Will Smith, 2001: The Road to Become Muhammad Ali

Will Smith offered some insight on Muhammad Ali – having spent time with the boxing champion during the shooting of Ali, directed by Michael Mann – when he spoke to the journalists of the Hollywood Foreign Press on the set in Miami in 2001, then in Los Angeles a few weeks before the film’s release.
“Three or four days out of the month, Ali will come and hang out on the set, and he seems to be very happy up to this point. Now, how weird must that be to watch someone play yourself, and even at sixty-years-old he’s most impressed by himself.  He’s so in love with the project and with the team of people that are doing it, and that is my fuel every day, just to see that look in his eyes, because a part of me or the whole of me wants him to love it. These two years will be pointless if he doesn’t love it, it’s really important to me first and foremost that Muhammad Ali and his family love the film, secondly, there are wonderful spiritual messages and social commentaries, that I hope people find some enjoyment from.”
“The weird thing about playing Ali is that he actually is a performer, and still today, when he gets in a crowd, his eyes light up. We spent a lot of time together, and listening to him, from the jokes that he tells, he’s very much like a boxer even in the way that he speaks. There’s a jab, and he responds, he waits to defend himself and then he’ll hit you with a flurry of jokes, then goes back for a minute and lets you respond. It’s very clear in his relationship with Howard Cosell that he really looks at the interaction almost the way a fighter does, except that, when he’s having the verbal exchange, it’s not about taking you down, it’s more about bringing you in close and making you feel his warmth.”
“This film took us through South Africa, Mozambique and Ghana, and going into Africa I had a similar reaction that Muhammad Ali had, the emotions I was feeling weren’t unlike the emotions that Ali must have felt. When you go from being a Black man in America, where you live in probably about a 13% minority, to a 99% majority in Mozambique, what it does is like having the yoke of racism removed and living in a space where your color isn’t an issue. It’s really a small thing but it has huge reverberations in your mind.”
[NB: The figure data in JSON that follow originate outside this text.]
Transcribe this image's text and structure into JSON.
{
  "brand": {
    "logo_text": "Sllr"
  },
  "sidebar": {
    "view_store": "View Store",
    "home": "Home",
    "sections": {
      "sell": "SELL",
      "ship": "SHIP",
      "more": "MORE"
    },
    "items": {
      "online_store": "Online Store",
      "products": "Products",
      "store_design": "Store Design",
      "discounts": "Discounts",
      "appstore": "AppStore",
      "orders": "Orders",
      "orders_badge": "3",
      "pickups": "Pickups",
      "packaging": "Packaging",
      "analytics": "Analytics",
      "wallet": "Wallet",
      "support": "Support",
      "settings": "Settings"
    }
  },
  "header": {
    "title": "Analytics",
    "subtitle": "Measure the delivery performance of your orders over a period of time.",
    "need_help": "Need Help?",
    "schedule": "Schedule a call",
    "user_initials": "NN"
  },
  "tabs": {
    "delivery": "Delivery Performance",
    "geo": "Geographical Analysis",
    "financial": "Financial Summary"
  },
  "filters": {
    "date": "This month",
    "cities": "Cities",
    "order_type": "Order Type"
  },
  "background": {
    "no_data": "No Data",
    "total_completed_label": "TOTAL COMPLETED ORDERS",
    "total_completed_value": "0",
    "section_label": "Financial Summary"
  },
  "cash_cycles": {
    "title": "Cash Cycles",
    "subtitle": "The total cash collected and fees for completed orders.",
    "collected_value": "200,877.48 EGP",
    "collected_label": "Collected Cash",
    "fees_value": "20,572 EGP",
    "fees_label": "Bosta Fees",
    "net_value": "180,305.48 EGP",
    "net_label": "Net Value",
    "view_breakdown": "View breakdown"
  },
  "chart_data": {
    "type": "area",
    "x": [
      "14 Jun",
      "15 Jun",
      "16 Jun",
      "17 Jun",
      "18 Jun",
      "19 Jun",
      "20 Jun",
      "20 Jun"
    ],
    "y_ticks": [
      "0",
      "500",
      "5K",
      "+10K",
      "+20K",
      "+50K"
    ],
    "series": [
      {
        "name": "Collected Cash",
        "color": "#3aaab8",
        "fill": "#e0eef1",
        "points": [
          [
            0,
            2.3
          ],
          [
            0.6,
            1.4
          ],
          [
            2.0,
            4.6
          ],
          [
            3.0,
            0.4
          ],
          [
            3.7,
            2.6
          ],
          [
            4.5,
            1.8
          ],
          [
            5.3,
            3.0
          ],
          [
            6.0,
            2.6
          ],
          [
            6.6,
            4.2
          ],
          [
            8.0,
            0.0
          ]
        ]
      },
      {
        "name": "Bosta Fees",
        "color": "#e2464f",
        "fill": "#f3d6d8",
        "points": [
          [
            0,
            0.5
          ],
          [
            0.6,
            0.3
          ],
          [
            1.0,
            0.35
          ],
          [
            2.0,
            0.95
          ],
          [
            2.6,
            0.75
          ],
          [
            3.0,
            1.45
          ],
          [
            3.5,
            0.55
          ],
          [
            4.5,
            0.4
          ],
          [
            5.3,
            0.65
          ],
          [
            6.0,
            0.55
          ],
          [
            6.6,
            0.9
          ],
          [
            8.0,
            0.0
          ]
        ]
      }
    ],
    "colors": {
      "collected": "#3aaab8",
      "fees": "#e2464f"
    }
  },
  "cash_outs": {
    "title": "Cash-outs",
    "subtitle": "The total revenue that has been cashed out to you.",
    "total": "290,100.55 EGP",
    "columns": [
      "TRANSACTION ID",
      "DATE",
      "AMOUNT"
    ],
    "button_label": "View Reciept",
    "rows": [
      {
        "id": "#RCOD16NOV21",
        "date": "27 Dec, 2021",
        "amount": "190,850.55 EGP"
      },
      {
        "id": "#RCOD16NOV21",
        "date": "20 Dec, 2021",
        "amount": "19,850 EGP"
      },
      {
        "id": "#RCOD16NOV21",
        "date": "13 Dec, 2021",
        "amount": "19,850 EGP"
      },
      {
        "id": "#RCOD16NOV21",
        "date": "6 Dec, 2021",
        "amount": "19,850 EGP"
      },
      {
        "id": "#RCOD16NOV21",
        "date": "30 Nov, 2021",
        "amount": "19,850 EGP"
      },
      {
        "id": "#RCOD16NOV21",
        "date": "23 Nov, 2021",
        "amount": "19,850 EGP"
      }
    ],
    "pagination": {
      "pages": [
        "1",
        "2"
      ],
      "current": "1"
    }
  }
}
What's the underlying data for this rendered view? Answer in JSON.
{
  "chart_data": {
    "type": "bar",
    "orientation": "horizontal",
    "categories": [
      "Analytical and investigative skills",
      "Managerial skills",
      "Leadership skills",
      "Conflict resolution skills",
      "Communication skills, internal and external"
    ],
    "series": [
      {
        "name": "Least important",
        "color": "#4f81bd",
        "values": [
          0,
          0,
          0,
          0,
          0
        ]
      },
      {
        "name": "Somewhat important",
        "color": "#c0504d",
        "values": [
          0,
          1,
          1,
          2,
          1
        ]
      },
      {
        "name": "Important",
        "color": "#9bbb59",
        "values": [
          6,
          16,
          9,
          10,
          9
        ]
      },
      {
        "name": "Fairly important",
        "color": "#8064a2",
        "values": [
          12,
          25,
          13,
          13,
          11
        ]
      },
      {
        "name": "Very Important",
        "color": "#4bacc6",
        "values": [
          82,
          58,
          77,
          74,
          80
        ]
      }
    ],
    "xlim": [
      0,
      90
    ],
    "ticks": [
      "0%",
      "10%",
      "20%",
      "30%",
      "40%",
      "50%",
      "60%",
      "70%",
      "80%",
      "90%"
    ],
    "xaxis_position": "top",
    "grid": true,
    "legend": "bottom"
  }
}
“I don’t believe that our outlooks on the world are that drastically different, in our points of view on family, on pain, on religion, Muhammad Ali and I don’t disagree too much. He’s a living legend, with his spirit and that commitment to God, you can feel the comfort that he has in his life, and whatever his God has in store for him, he’s more than comfortable to accept it and live with it, to stand up and walk side by side with his God. That was enough for him to get his mind back together and to win. That is at the center of this story, what is most emotional and most powerful about Ali.”
“It emotionally feels really special to have a film like Ali coming out in this time post-September 11, a film that means something, that has social messages, that has at its center a spiritual figure who was completely dedicated to his God and showing how the strength of that dedication got him through difficult times. There’s something that people can take away from this film that’s desperately needed in this specific time.”